Словно издалека до него доносились обрывки фраз:
— Леа… Рэйчел… рыженькие. Сейчас им около восемнадцати Когда я видел их в последний раз, они были такие милашки… Потерять свой дом, состояние, потому что их дядя страдает от полученного на войне ранения… В конце концов он ведь уже однажды лишился…
— Стоп! — Тревор открыл глаза. — Ты напрасно тратишь свое красноречие. Я уже не тот, каким был прежде Даже на лошадь я не садился полгода и не имею ни малейшего представления о сельском хозяйстве, не говоря уж о моем физическом состоянии. Какой из меня помощник?
— Ты просто недооцениваешь собственную силу воли.
— Есть еще кое-что. — Тревор набрал побольше воздуха и медленно выдохнул, произнося последний свой довод: — Я не признаю рабства. Или ты забыл это самое главное обстоятельство?
— Но ты не обнаружишь ничего похожего на настоящее рабство в том, как Эдвард обращается со своими людьми. Он добропорядочный человек, и его рабы благодарят Бога за то, что у них такой хозяин.
— И все-таки это рабы.
— Твои слова лишний раз доказывают, что вы с Эдвардом придерживаетесь одних и тех же взглядов на проблему рабства. Согласись, ведь лучше, если плантацией будет управлять человек, сознающий его несправедливость, чем тот, который не задумываясь пускает в ход плеть.
— И все же мой ответ — нет.
Тревор продолжал наблюдать за отцом, желая одного — чтобы его категорический отказ не стал причиной их размолвки.
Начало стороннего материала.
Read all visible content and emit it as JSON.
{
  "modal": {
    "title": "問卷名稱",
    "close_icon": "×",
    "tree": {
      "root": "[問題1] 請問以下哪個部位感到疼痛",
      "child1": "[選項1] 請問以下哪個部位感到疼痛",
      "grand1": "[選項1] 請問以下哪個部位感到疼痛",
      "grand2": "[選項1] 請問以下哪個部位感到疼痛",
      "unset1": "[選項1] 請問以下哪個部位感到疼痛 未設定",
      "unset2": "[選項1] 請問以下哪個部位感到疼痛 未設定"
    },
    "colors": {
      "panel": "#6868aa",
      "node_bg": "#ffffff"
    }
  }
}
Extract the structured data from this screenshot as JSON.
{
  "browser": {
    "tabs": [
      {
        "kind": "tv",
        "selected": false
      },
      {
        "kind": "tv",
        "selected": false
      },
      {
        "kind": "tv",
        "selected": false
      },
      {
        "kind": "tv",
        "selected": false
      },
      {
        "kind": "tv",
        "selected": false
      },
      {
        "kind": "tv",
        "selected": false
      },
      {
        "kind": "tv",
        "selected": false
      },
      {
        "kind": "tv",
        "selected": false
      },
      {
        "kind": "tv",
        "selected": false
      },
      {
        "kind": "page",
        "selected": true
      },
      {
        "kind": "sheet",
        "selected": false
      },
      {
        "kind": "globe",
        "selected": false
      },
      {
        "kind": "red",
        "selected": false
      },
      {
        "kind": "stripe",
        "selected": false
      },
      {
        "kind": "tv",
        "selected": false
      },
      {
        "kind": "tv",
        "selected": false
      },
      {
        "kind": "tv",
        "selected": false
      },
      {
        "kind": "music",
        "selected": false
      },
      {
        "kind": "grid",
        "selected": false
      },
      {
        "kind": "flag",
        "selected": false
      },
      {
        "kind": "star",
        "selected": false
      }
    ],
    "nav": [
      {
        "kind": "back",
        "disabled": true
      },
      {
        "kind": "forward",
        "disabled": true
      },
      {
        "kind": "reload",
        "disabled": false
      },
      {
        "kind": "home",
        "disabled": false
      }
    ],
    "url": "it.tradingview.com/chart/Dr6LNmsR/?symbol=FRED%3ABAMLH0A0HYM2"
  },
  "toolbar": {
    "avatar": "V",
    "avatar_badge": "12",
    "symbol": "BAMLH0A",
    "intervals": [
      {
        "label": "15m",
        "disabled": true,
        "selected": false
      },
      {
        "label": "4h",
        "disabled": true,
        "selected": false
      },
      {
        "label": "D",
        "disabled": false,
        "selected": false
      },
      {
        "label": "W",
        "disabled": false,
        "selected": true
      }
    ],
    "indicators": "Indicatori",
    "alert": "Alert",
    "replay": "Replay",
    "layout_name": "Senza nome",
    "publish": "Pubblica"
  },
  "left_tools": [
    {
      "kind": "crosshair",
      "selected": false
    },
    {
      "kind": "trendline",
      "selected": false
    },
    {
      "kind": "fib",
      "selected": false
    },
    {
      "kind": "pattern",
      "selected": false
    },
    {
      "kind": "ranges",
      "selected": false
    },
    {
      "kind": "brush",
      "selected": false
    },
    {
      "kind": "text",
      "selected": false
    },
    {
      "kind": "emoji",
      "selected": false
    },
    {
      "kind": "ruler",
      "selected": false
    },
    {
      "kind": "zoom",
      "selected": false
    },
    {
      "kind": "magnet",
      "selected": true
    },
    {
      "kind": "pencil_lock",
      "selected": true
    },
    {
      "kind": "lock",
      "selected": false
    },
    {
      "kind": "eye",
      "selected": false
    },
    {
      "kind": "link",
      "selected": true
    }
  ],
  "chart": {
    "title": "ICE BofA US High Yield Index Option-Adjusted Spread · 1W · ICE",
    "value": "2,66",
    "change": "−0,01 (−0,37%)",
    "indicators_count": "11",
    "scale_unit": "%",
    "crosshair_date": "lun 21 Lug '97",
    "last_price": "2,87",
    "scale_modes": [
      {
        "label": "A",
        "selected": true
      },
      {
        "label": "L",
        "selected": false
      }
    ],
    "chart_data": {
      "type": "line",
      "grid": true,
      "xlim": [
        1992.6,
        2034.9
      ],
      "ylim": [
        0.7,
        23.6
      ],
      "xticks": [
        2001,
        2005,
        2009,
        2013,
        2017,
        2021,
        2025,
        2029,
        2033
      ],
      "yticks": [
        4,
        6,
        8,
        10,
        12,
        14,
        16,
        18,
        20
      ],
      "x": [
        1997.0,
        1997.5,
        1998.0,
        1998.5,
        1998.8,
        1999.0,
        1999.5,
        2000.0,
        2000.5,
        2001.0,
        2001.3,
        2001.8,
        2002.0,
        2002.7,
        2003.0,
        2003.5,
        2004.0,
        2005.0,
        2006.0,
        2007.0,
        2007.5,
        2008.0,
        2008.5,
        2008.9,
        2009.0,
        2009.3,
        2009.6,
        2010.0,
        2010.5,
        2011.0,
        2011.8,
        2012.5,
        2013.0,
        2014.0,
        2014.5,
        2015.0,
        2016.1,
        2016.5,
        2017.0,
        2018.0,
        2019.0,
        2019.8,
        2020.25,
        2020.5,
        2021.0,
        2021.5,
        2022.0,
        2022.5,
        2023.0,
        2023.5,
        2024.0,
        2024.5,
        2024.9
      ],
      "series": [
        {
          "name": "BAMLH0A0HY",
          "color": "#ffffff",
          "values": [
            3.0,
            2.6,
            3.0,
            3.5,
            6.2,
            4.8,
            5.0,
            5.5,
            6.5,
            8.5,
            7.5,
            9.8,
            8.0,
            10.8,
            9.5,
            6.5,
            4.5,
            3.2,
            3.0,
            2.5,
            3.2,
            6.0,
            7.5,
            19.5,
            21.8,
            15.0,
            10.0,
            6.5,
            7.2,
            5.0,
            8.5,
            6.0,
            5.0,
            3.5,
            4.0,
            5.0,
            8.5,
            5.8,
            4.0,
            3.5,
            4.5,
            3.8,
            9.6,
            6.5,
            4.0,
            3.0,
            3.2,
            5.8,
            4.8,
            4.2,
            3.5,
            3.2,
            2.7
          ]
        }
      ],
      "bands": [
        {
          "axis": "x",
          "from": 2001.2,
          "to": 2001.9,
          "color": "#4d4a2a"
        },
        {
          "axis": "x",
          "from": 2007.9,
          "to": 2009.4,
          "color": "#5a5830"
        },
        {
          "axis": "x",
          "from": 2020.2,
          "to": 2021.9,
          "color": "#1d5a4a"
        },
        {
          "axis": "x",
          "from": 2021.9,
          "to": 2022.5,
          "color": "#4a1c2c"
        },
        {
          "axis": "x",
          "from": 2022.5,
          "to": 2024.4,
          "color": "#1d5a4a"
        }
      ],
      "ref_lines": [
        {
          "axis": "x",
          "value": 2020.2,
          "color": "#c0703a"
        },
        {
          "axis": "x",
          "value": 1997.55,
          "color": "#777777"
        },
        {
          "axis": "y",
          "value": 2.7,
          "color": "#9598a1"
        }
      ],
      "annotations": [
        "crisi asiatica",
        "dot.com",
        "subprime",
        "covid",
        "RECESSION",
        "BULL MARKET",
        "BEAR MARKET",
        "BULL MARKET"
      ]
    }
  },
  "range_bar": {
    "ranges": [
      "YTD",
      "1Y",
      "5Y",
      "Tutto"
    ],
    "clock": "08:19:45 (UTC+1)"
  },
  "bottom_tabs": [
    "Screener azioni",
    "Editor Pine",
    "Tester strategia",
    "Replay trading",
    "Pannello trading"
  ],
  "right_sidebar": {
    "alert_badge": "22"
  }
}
Джон принялся тщательно наводить порядок на заваленном всякой всячиной столе. Переложив сначала старинное охотничье ружье, потом какие-то камни, статуэтки, бумаги, он наконец успокоился и снова взглянул на сына:
— У Эдварда достаточно знаний и опыта, чтобы в любой момент прийти на помощь и ответить на любой вопрос хоть по выращиванию тростника, хоть по переработке сырья. Кстати, если учесть твою слабость к сладкому, это блестящая возможность — своими глазами увидеть, как тростник превращается в сахар.
Тревор поставил бокал на край стола и вяло растянулся в кресле, свесив руки через подлокотники. Вплоть до сего дня отец упорно, хотя и осторожно, намекал ему на подходящее место в своем банке. И уже совсем было убедил сына, но неожиданно изменил решение. Кажется, годы ничему не научили этого человека, если он надеется уговорами добиться согласия своего отпрыска, унаследовавшего его твердый нрав.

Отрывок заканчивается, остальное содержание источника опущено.